Hacker News new | ask | show | jobs
by dkersten 3554 days ago
> how do you think lack of that knowledge affects knowledge of optimization and scalability?

I once wrote a log analysis python script. It took 2.5 hours to execute to completion. I then used Cython to compile it to C. It then took about 2 hours to run to completion.

I then stepped back and thought about the data structures I was using. I replaced some lists that were being searched with dictionaries that could were keyed by what I was searching my lists for. Replaced a few other simple data structures.

Now the script took, IIRC, 20 seconds to run to completion.

Now, I don't think you necessarily need to know all of the internal details of how a data structure is implemented to know its performance characteristics or when to use (or not use) them. However, the point is that by understanding their performance characteristics, code can be optimized or made more scalable.

Also, while something like a hash table might not be faster in actual real life terms (ie worse O() complexity can still be better wall clock; eg searching an array linearly can be faster than accessing a hash table since the array can be in cache and prefetched) when run on a single machine, big-O complexity can start mattering much more when you have a distributed workload or TB worth of data. (Although if you have a distributed workload, you have distributed systems problems to deal with too).

Having said all of this, without going into specific implementation details, hash tables and linked lists are incredibly simple and I see no reason why anyone calling themselves a programmer would have trouble with these. I mean, I wouldn't expect you to be able to write a good hash function or anything, but explaining the basic concept shouldn't be too hard for most programmers. If someone is self-taught, then ok maybe they haven't ever needed to learn this. Its definitely possible, but I would at least hope they would know basic performance characteristics or at least some rules of thumb as to when to use what data structure. Hopefully based on logic and not just hearsay ;-)

2 comments

> Having said all of this, without going into specific implementation details, hash tables and linked lists are incredibly simple and I see no reason why anyone calling themselves a programmer would have trouble with these. I mean, I wouldn't expect you to be able to write a good hash function or anything, but explaining the basic concept shouldn't be too hard for most programmers. If someone is self-taught, then ok maybe they haven't ever needed to learn this.

Even if you're self-taught, if you've been programming for a while you should be able to read up on what linked lists and hash tables are in 15 minutes and virtually all interview preparation guides mention data structures. If you've not had the curiosity to do that then that's a bad sign.

> If you've not had the curiosity to do that then that's a bad sign.

Or you're just working from the backs of giants using built-in types.
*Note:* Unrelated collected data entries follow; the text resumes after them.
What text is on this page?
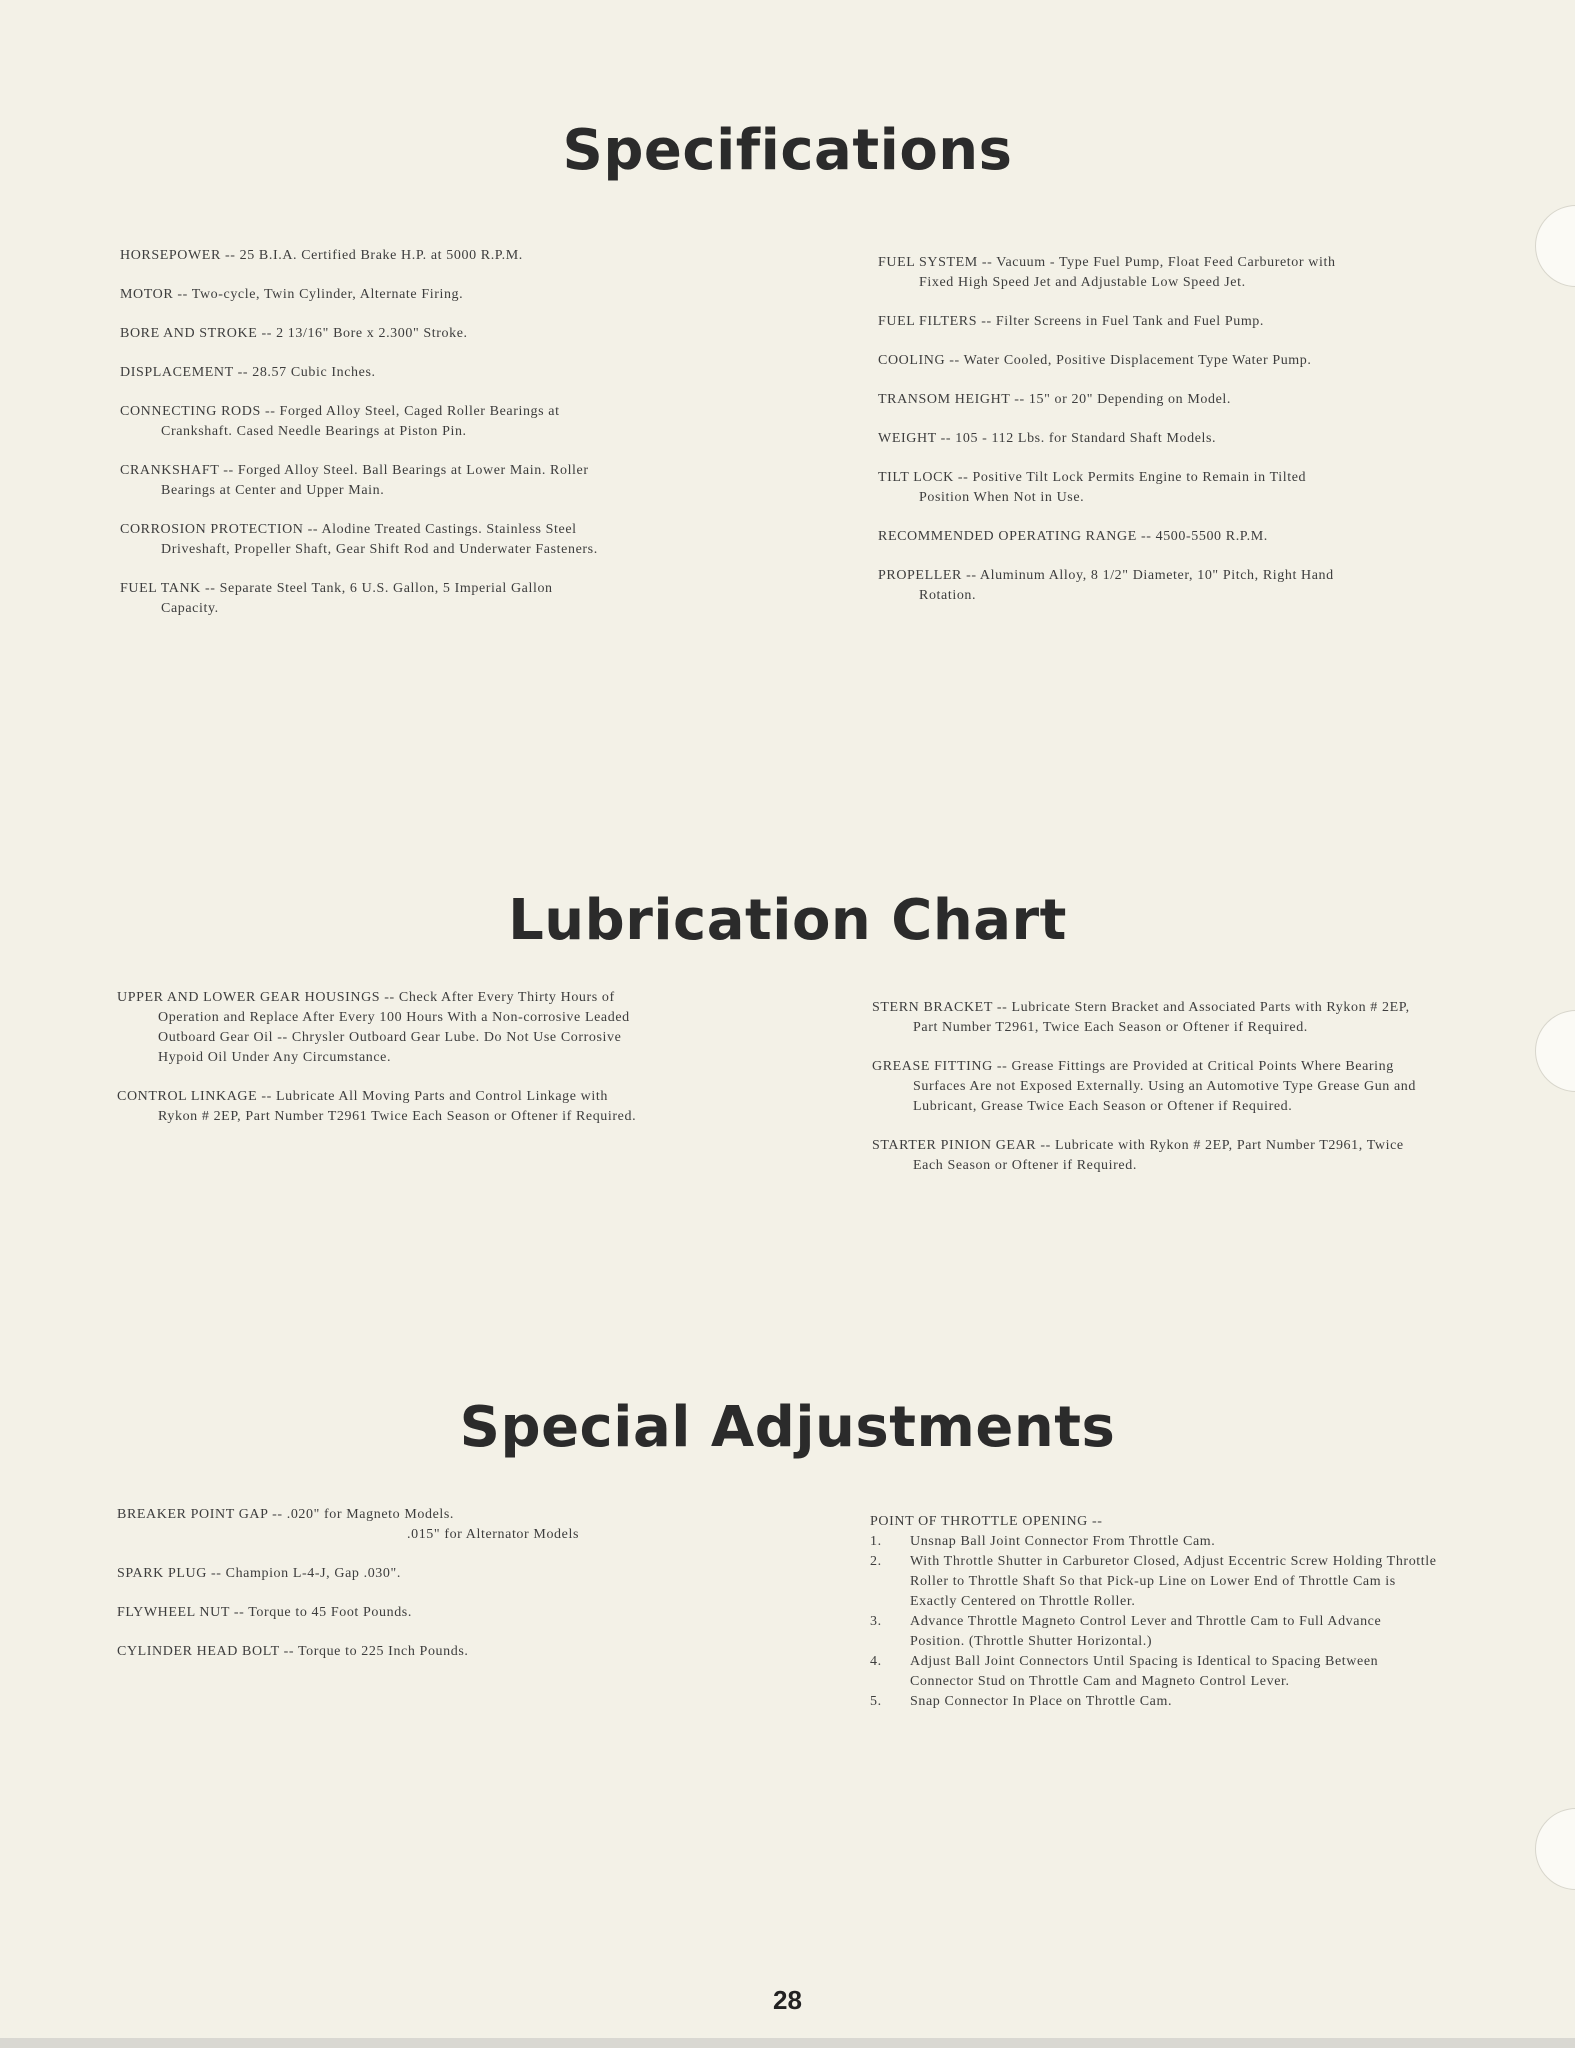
Specifications

HORSEPOWER -- 25 B.I.A. Certified Brake H.P. at 5000 R.P.M.

MOTOR -- Two-cycle, Twin Cylinder, Alternate Firing.

BORE AND STROKE -- 2 13/16" Bore x 2.300" Stroke.

DISPLACEMENT -- 28.57 Cubic Inches.

CONNECTING RODS -- Forged Alloy Steel, Caged Roller Bearings at Crankshaft. Cased Needle Bearings at Piston Pin.

CRANKSHAFT -- Forged Alloy Steel. Ball Bearings at Lower Main. Roller Bearings at Center and Upper Main.

CORROSION PROTECTION -- Alodine Treated Castings. Stainless Steel Driveshaft, Propeller Shaft, Gear Shift Rod and Underwater Fasteners.

FUEL TANK -- Separate Steel Tank, 6 U.S. Gallon, 5 Imperial Gallon Capacity.

FUEL SYSTEM -- Vacuum - Type Fuel Pump, Float Feed Carburetor with Fixed High Speed Jet and Adjustable Low Speed Jet.

FUEL FILTERS -- Filter Screens in Fuel Tank and Fuel Pump.

COOLING -- Water Cooled, Positive Displacement Type Water Pump.

TRANSOM HEIGHT -- 15" or 20" Depending on Model.

WEIGHT -- 105 - 112 Lbs. for Standard Shaft Models.

TILT LOCK -- Positive Tilt Lock Permits Engine to Remain in Tilted Position When Not in Use.

RECOMMENDED OPERATING RANGE -- 4500-5500 R.P.M.

PROPELLER -- Aluminum Alloy, 8 1/2" Diameter, 10" Pitch, Right Hand Rotation.

Lubrication Chart

UPPER AND LOWER GEAR HOUSINGS -- Check After Every Thirty Hours of Operation and Replace After Every 100 Hours With a Non-corrosive Leaded Outboard Gear Oil -- Chrysler Outboard Gear Lube. Do Not Use Corrosive Hypoid Oil Under Any Circumstance.

CONTROL LINKAGE -- Lubricate All Moving Parts and Control Linkage with Rykon # 2EP, Part Number T2961 Twice Each Season or Oftener if Required.

STERN BRACKET -- Lubricate Stern Bracket and Associated Parts with Rykon # 2EP, Part Number T2961, Twice Each Season or Oftener if Required.

GREASE FITTING -- Grease Fittings are Provided at Critical Points Where Bearing Surfaces Are not Exposed Externally. Using an Automotive Type Grease Gun and Lubricant, Grease Twice Each Season or Oftener if Required.

STARTER PINION GEAR -- Lubricate with Rykon # 2EP, Part Number T2961, Twice Each Season or Oftener if Required.

Special Adjustments
BREAKER POINT GAP -- .020" for Magneto Models.
.015" for Alternator Models

SPARK PLUG -- Champion L-4-J, Gap .030".

FLYWHEEL NUT -- Torque to 45 Foot Pounds.

CYLINDER HEAD BOLT -- Torque to 225 Inch Pounds.

POINT OF THROTTLE OPENING --
1.	Unsnap Ball Joint Connector From Throttle Cam.
2.	With Throttle Shutter in Carburetor Closed, Adjust Eccentric Screw Holding Throttle Roller to Throttle Shaft So that Pick-up Line on Lower End of Throttle Cam is Exactly Centered on Throttle Roller.
3.	Advance Throttle Magneto Control Lever and Throttle Cam to Full Advance Position. (Throttle Shutter Horizontal.)
4.	Adjust Ball Joint Connectors Until Spacing is Identical to Spacing Between Connector Stud on Throttle Cam and Magneto Control Lever.
5.	Snap Connector In Place on Throttle Cam.
28
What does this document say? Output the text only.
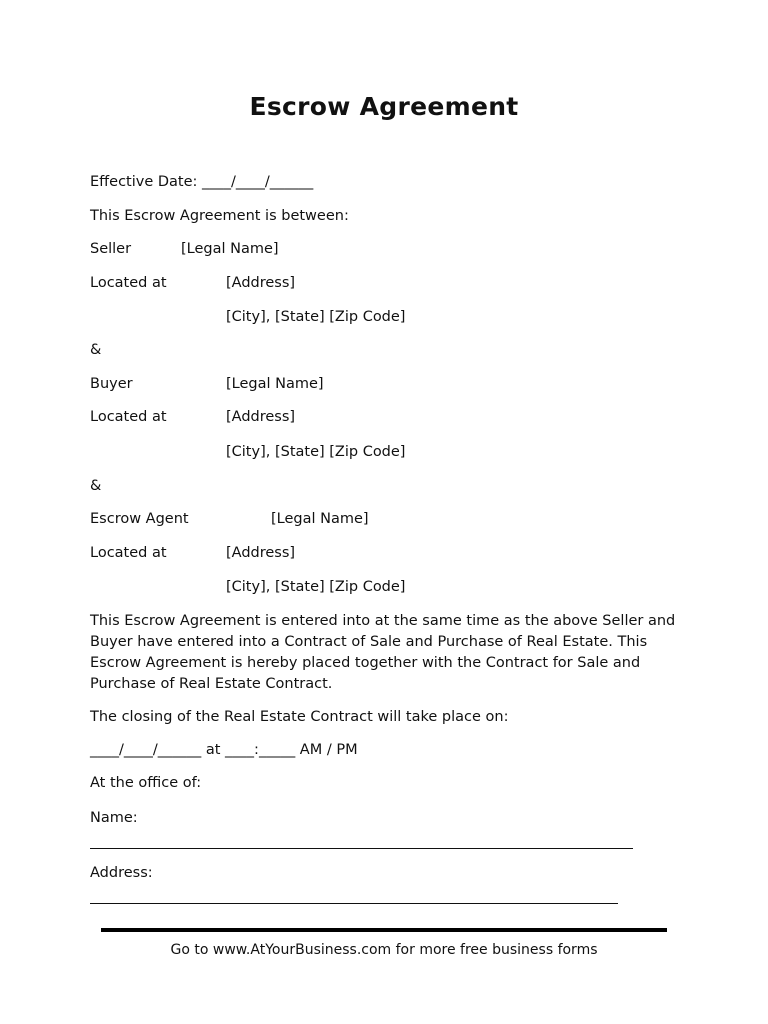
Escrow Agreement
Effective Date: ____/____/______
This Escrow Agreement is between:
Seller	[Legal Name]
Located at	[Address]
[City], [State] [Zip Code]
&
Buyer	[Legal Name]
Located at	[Address]
[City], [State] [Zip Code]
&
Escrow Agent	[Legal Name]
Located at	[Address]
[City], [State] [Zip Code]
This Escrow Agreement is entered into at the same time as the above Seller and Buyer have entered into a Contract of Sale and Purchase of Real Estate. This Escrow Agreement is hereby placed together with the Contract for Sale and Purchase of Real Estate Contract.
The closing of the Real Estate Contract will take place on:
____/____/______ at ____:_____ AM / PM
At the office of:
Name:
Address:
Go to www.AtYourBusiness.com for more free business forms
It's easy to do, when you haven't had to dig into low level code before.

I won't disagree with your premise, but it took some pretty extraordinary circumstances for me to find value in taking the time to learn about the ins and outs of linked lists and hash tables, because my every day work never required it.

It was reading an article about cuckoo hashes which finally prompted me to go down that road, and I can't regret it. That said, I've still never had to implement my own hash table for work.

> It was reading an article about cuckoo hashes which finally prompted me to go down that road, and I can't regret it. That said, I've still never had to implement my own hash table for work

That's what I'm getting at, people that have the curiosity to find out more. Nobody should be implementing their own hash table but if you don't know about basic data structure and algorithm concepts you're not going to be sharp at coming up with new efficient solutions.

> Having said all of this, without going into specific implementation details, hash tables and linked lists are incredibly simple and I see no reason why anyone calling themselves a programmer would have trouble with these. I mean, I wouldn't expect you to be able to write a good hash function or anything, but explaining the basic concept shouldn't be too hard for most programmers. If someone is self-taught, then ok maybe they haven't ever needed to learn this. Its definitely possible, but I would at least hope they would know basic performance characteristics or at least some rules of thumb as to when to use what data structure. Hopefully based on logic and not just hearsay ;-)

That's why I was trying to establish what "roughly" means. This sounds like a reasonable definition.